Said Combs, "There are so many things beyond the 'rebel flag' that we can do to be proud of being from the South." He, for example, has started a garden and been cooking passed-down family recipes.

A Brief History of Black Country Music:

In addition to reckoning with that type of overt racism in country music -- and, therefore, in the South -- part of advancing the genre is acknowledging and teaching a more complete, non-whitewashed version of its history: recognizing the banjo's roots in Africa and the roles that so many Black musicians and singers played in influencing the artists idolized as country music's founders and early stars.

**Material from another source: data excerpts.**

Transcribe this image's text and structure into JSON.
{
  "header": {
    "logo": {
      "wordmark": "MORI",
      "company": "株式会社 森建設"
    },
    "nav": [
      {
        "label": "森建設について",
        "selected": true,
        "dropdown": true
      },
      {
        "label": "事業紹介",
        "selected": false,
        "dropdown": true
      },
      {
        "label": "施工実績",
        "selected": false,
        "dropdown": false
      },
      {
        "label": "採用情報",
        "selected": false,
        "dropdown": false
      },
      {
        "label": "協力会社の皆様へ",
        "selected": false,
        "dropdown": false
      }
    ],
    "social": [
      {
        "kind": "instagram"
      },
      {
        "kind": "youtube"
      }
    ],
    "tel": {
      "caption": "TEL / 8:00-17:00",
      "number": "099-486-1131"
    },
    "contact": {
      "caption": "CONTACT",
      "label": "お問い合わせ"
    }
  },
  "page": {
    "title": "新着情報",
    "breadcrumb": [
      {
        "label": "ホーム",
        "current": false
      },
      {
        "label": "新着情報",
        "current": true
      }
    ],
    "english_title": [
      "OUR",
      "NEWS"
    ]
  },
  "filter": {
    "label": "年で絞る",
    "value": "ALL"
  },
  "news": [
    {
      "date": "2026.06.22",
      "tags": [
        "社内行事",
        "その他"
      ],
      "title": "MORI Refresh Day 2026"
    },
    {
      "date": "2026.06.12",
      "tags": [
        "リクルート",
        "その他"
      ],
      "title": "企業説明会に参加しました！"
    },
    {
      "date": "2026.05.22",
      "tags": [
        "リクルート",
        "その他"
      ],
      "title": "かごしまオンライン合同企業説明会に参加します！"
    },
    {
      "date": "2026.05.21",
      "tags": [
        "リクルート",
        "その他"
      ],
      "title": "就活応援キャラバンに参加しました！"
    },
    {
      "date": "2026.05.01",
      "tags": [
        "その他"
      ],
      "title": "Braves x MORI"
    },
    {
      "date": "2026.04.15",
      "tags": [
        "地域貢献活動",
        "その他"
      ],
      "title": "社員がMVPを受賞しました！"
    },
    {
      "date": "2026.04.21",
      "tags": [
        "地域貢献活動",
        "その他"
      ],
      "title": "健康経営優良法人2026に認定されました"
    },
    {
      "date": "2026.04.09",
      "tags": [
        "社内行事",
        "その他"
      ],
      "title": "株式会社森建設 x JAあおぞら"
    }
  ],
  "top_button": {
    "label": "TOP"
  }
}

"If we want to pride ourselves on being 'three chords and the truth,' we need to be truthful with ourselves and know who started this genre," Morris says. She continues, "In country music in particular, we really hold our idols on a massive, massive pedestal ... [but the] people that we idolize, they are our pioneers, they were not the pioneers."

As Morris and many other artists imbue their music with the traditions of gospel, R&B and other historically Black genres, that education should also include the history of that music as well, the artist says. She's previously been called out for making a song such as her Girl album cut "RSVP" without enlisting Black creatives, and while Morris at first bristled at the criticism, it made her stop and think.

"Going forward, I have got to correct that and acknowledge that," Morris says. "I love country music so much. I have my own version of it, of what I make, and I think, going forward, I just want to actually pay respect to the people who built it for me."

"People can be changed. I'm a living, mouth-breathing example of it right here," jokes Combs, who agrees that criticism "can make you want to clam up in a shell ... because you feel like, 'Man, I'm trying to be better, I'm trying to do this, and people just keep attacking me for this' ...

"But you just have to know where your heart is, and you have to know that you're doing it for the right reasons," he adds.

Throughout their conversation with Powers, both Combs and Morris noted how much country music means to them and how it's shaped them. They appreciate the often-used description of the genre as a "family," but don't agree that calling it as such means staying silent when others misbehave or keeping family drama out of the headlines.

"I think just saying there are things that need to change and taking a moment to be aware of that, and knowing that there are problems that exist, is the biggest first step that I have taken," Combs said early on in the conversation. "I'm here to learn."

Says Morris, "This isn't about going after people or a fanbase for sport ... That doesn't give me pleasure ... Your fans are a reflection of you and what you're about, and I think that, you can't control a human being, but you absolutely can let the know where you stand."

"If you really love something and this is a family ... call [bad behavior] out so you can rid the diseased part, so we can move forward ... and all feel like we are a part of this family," she adds, pointing out that not doing so is "protecting white people, it's not protecting Black people."

Of course, fully creating a more inclusive genre doesn't only mean ridding it of racist symbols and actions and honoring its complete history -- it means fully opening up avenues to careers within country music to a more diverse group of people. From signing creatives of color to publishing deals and record deals and promoting them to radio, to hiring them as co-writers, producers, in-studio musicians and touring band and crew members, a broader community -- a broader family -- will only result in better music.

"We've all got healing to do, and accountability is the first step of that. It's gotta get bad before it gets good," says Morris. As she pointed out early in the conversation, people will make mistakes and feel uncomfortable, "but that's how we know it's working."

CRS 2021 runs online through Friday (Feb. 19). The event usually takes place annually in Nashville, but is virtual this year due to the COVID-19 pandemic.